But Don Benito, apparently hardly yet completely restored, and again interrupted by his cough, made but some broken reply. (61.134)
The jury's still out on whether or not Cereno is a hypochondriac. His timing is just phenomenal if he's not play-acting. Or maybe he's trying to use his coughs like a weird, germy Morse code. What do you think, Shmoopers?
"Now, master," he said, readjusting the flag, and pressing the head gently further back into the crotch of the chair, "now, master," and the steel glanced nigh the throat (75.222)
There's cleverness on lots of different levels here. Babo deftly manipulates Benito Cereno to do his bidding, while Melville crafts an intense scene that's all about the little details.
As he said the words, his face was turned half round, so as to be alike visible to the Spaniard and the American […] (76.229)
Not only does Babo have to be clever, he has to meet different cultural expectations. And he has to keep an eye on everything at once. Why, then, does he let Cereno slip through his fingers?
[…] Babo had given master one little scratch, and for the first time in so many a day, too. (77.236)
By emphasizing his distress at causing even the slightest harm to Cereno, Babo has Delano right where he wants him: totally disarmed.

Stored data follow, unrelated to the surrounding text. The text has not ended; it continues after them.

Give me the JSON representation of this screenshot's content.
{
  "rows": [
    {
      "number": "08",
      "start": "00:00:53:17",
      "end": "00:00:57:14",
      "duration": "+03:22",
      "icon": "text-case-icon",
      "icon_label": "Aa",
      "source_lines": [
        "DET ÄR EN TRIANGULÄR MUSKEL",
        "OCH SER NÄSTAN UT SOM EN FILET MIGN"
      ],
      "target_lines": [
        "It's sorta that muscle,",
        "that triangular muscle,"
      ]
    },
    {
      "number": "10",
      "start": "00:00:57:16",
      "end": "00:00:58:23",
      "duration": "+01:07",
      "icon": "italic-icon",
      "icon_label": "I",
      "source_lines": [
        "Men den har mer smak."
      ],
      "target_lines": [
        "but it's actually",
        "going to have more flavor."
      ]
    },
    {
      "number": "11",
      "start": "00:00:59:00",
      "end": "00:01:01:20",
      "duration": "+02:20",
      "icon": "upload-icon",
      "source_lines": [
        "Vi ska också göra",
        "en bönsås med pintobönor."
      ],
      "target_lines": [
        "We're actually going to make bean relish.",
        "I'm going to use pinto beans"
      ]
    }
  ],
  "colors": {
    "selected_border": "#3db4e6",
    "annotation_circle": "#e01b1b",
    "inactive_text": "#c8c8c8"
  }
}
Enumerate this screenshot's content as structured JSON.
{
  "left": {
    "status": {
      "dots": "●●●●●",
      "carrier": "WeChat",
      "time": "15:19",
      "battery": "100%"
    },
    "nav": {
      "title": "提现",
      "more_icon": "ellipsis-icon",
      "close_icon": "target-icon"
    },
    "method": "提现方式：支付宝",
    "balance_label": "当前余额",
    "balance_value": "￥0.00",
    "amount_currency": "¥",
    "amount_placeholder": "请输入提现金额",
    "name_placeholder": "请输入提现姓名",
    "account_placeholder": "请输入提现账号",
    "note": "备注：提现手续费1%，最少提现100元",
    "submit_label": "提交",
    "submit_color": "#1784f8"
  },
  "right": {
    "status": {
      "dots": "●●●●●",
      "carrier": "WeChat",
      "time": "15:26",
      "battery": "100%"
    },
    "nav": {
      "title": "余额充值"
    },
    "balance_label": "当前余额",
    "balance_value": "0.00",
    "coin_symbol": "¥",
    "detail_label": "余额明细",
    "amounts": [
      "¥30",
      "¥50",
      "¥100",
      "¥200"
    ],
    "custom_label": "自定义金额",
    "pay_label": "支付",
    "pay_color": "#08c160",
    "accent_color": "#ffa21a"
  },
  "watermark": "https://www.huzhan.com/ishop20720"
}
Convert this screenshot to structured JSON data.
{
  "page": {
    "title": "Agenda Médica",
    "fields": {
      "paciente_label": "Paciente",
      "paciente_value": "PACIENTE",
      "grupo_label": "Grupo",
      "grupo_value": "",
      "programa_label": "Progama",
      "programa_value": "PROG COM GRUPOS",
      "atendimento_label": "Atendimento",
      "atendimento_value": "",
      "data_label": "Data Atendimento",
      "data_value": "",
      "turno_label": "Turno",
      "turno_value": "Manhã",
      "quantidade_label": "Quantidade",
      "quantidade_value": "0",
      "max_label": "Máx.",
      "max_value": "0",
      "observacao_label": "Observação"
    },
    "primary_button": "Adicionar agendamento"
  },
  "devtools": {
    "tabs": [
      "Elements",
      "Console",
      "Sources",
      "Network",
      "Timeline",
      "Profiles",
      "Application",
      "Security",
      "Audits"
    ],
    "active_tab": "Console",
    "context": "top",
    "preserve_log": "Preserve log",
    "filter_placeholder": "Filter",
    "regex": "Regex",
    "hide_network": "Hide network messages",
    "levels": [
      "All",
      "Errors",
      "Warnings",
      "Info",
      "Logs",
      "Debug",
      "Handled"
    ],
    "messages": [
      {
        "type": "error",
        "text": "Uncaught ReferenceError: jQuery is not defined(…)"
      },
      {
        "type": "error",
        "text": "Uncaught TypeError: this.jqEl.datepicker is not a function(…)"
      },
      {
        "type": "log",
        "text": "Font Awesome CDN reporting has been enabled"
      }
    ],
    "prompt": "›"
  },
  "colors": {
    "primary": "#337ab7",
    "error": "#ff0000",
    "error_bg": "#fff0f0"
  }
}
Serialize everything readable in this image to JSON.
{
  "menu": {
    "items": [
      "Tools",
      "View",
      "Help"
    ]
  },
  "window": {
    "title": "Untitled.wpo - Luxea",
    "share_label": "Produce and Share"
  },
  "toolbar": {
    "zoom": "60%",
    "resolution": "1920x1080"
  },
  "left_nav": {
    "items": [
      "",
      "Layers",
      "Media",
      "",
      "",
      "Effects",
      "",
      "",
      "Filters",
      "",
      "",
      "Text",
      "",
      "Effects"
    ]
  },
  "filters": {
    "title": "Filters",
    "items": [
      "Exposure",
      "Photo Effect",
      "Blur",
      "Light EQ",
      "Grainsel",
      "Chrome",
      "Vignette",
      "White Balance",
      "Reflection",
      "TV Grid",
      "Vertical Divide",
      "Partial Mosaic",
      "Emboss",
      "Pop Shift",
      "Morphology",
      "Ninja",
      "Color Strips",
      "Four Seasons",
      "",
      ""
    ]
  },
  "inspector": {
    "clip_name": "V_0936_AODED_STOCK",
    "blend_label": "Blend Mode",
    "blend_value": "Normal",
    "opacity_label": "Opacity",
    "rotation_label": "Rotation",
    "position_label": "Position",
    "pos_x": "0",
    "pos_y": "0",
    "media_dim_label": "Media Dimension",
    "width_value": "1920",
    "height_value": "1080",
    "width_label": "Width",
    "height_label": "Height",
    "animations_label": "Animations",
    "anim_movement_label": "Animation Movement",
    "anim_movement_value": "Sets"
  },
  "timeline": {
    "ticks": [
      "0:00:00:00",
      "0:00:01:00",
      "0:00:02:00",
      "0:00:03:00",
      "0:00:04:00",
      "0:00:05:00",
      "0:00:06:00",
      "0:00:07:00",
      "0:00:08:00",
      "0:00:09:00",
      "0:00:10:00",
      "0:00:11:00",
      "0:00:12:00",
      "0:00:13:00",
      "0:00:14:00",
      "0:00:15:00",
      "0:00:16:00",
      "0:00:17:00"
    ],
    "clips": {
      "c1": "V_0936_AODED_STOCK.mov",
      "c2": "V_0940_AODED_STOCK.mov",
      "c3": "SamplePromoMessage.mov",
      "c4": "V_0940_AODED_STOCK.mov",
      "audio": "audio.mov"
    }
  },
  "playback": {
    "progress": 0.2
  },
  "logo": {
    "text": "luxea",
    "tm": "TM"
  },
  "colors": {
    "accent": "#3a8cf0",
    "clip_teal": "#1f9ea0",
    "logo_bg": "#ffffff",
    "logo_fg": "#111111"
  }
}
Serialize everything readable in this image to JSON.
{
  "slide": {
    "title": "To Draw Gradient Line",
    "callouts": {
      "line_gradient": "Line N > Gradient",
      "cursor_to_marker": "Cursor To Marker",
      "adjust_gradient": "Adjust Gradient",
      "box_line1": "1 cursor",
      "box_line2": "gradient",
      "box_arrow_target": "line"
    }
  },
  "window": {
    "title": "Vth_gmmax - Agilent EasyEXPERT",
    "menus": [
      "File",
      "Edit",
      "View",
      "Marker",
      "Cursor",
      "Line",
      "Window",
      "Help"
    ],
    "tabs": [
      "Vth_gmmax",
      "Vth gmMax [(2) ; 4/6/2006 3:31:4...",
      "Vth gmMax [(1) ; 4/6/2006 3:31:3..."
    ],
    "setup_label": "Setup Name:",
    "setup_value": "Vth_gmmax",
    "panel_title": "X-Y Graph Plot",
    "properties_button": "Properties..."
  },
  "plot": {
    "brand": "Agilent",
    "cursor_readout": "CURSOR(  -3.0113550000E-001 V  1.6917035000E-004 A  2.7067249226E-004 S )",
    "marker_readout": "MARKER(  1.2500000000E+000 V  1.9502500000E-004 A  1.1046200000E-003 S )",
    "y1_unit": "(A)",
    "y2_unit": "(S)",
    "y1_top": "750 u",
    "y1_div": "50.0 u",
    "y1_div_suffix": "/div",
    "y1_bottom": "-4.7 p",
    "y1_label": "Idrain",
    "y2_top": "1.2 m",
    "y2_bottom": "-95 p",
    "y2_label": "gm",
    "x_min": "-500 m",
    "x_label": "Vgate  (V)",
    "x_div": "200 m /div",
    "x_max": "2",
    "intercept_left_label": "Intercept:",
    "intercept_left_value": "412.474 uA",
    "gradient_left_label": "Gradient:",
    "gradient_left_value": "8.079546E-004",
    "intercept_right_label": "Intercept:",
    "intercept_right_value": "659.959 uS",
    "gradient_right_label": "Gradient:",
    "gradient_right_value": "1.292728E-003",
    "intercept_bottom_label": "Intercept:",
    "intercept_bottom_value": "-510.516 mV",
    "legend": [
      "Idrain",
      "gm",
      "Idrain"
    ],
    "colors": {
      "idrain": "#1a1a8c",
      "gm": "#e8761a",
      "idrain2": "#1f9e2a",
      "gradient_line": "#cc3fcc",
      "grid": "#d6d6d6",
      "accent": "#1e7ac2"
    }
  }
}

"This is an uncommonly intelligent fellow of yours, Don Benito," whispered Captain Delano across the table. (79.252)
Delano's assessment of Babo's intelligence is purely based on the servant's ability to guess what his master wants. That's more than a little insulting.
At last catching his host's eye, Captain Delano, with a slight backward gesture of his thumb, whispered, "Don Benito, pardon me, but there is an interference with the full expression of what I have to say to you." (80.255)
Aww, Delano's trying to be clever. His attempt backfires, of course.
Turning, he saw Babo, now for the time acting, under the pilot, his original part of captain of the slaves. (81.271)
Do you think that Delano's finally starting to get that Babo is a worthy adversary?
That moment, across the long-benighted mind of Captain Delano, a flash of revelation swept, illuminated, in unanticipated clearness, his host's whole mysterious demeanor […] (88.318)
The realization finally dawns! Delano might not be the cleverest one, but he's starting to see the light.